In the Wild West, cattle were a staple—cattle drives, cattle towns, cattle herds, cattle ranches. Cattle were king through the 1870s up until the mid-1880s.

By 1885, beef prices were falling and much of the open range was overgrazed, mainly because cattle barons had built up herds too large for the land. But the barons—many of them Europeans—who owned huge swaths of land from Canada to Mexico, maintained business as usual. Until they couldn’t.

The summer of 1886 was unusually hot and dry as a drought hit. More grass died. Brush fires burned off even more. Water sources dried up. Other signs pointed to a tough winter ahead—geese going south earlier, cattle growing thicker fur, beaver stacking more wood for dens.

In November, the snow came. No place was safe—California got nearly four inches in San Francisco. North Texas and the Panhandle were inundated. “Day after day the snow came down, thawing and then freezing and piling itself higher and higher. By January the drifts had filled the ravines and coulées almost level,” remembered Theodore Roosevelt, who was ranching in Dakota Territory at the time.

Blizzards roared across the West in January. Temp-eratures dropped to 30 below in some places. They hit 43 below the next month.

Warm Chinook winds began the thaw by March 1887. An estimated hundreds of thousands of cattle carcasses littered the land—many pushed up against wire fences or lining roads. Total losses went unreported, but in some areas, up to 90 percent of the herds were wiped out. Small ranches—what few existed—went out of business. Even some huge cattle companies declared bankruptcy.

Roosevelt wrote a friend, “Well, we have had a perfect smashup all through the cattle country of the northwest.
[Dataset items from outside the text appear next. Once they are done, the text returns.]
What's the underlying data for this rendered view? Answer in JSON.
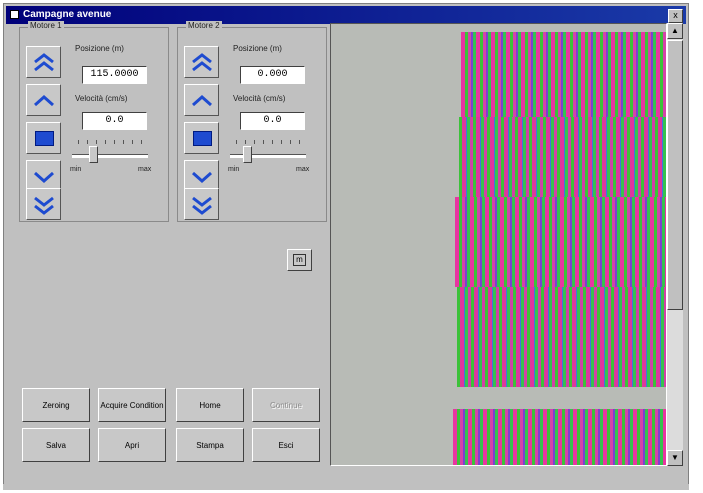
{
  "window": {
    "title": "Campagne avenue",
    "close_label": "x"
  },
  "motor1": {
    "label": "Motore 1",
    "position_label": "Posizione (m)",
    "position_value": "115.0000",
    "speed_label": "Velocità (cm/s)",
    "speed_value": "0.0",
    "slider_min": "min",
    "slider_max": "max",
    "slider_level": 0.25
  },
  "motor2": {
    "label": "Motore 2",
    "position_label": "Posizione (m)",
    "position_value": "0.000",
    "speed_label": "Velocità (cm/s)",
    "speed_value": "0.0",
    "slider_min": "min",
    "slider_max": "max",
    "slider_level": 0.2
  },
  "small_button_label": "m",
  "buttons": {
    "row1": [
      "Zeroing",
      "Acquire Condition",
      "Home",
      "Continue"
    ],
    "row2": [
      "Salva",
      "Apri",
      "Stampa",
      "Esci"
    ]
  },
  "icons": {
    "fast_up": "double-chevron-up-icon",
    "up": "chevron-up-icon",
    "stop": "stop-square-icon",
    "down": "chevron-down-icon",
    "fast_down": "double-chevron-down-icon"
  },
  "colors": {
    "title_bar": "#00007a",
    "stop_blue": "#1e4bd0",
    "stripe_magenta": "#ea2ea0",
    "stripe_green": "#35c234"
  }
}
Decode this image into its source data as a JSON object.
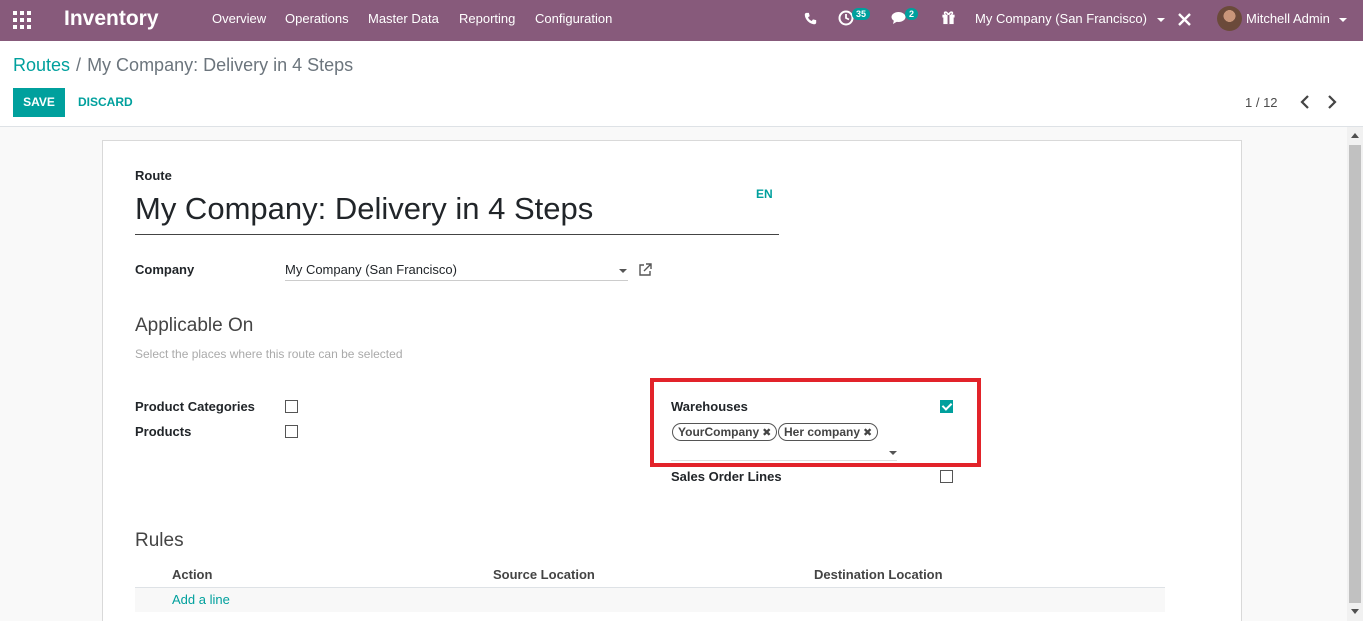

The losses are crippling. For the first time I have been utterly unable to enjoy a visit to my ranch. I shall be glad to get home.”

He was lucky to have a home to go to. Most Westerners did not; they had lost theirs in the Great Die-Up.

Thousands of cowboys were out of jobs. Some drifted back East or looked for work in Western towns. Others (like members of the Wild Bunch) turned to less honorable pursuits that included rustling and outlawry.

Those who tried to carve out a ranch by claiming unbranded calves ran smack into the old guard cattle barons. Range conflicts broke out, perhaps most notably the Johnson County War in Wyoming.

That deadly winter had changed cattle country. As the Rocky Mountain Husbandman newspaper in Diamond City, Montana, reported, “…range husbandry is over, is ruined, destroyed, and it may have been by the insatiable greed of its followers.”

Barbed wires split the ranges. Smaller cattle operations became the norm. Foreigners felt leery about investing out West. Cowboys became more of an iconic symbol than a constant presence. Cattle were no longer king.

Historians still debate over when the Old West died. The Great Die-Up may not have been the end, but the disaster certainly played a role in finishing the era.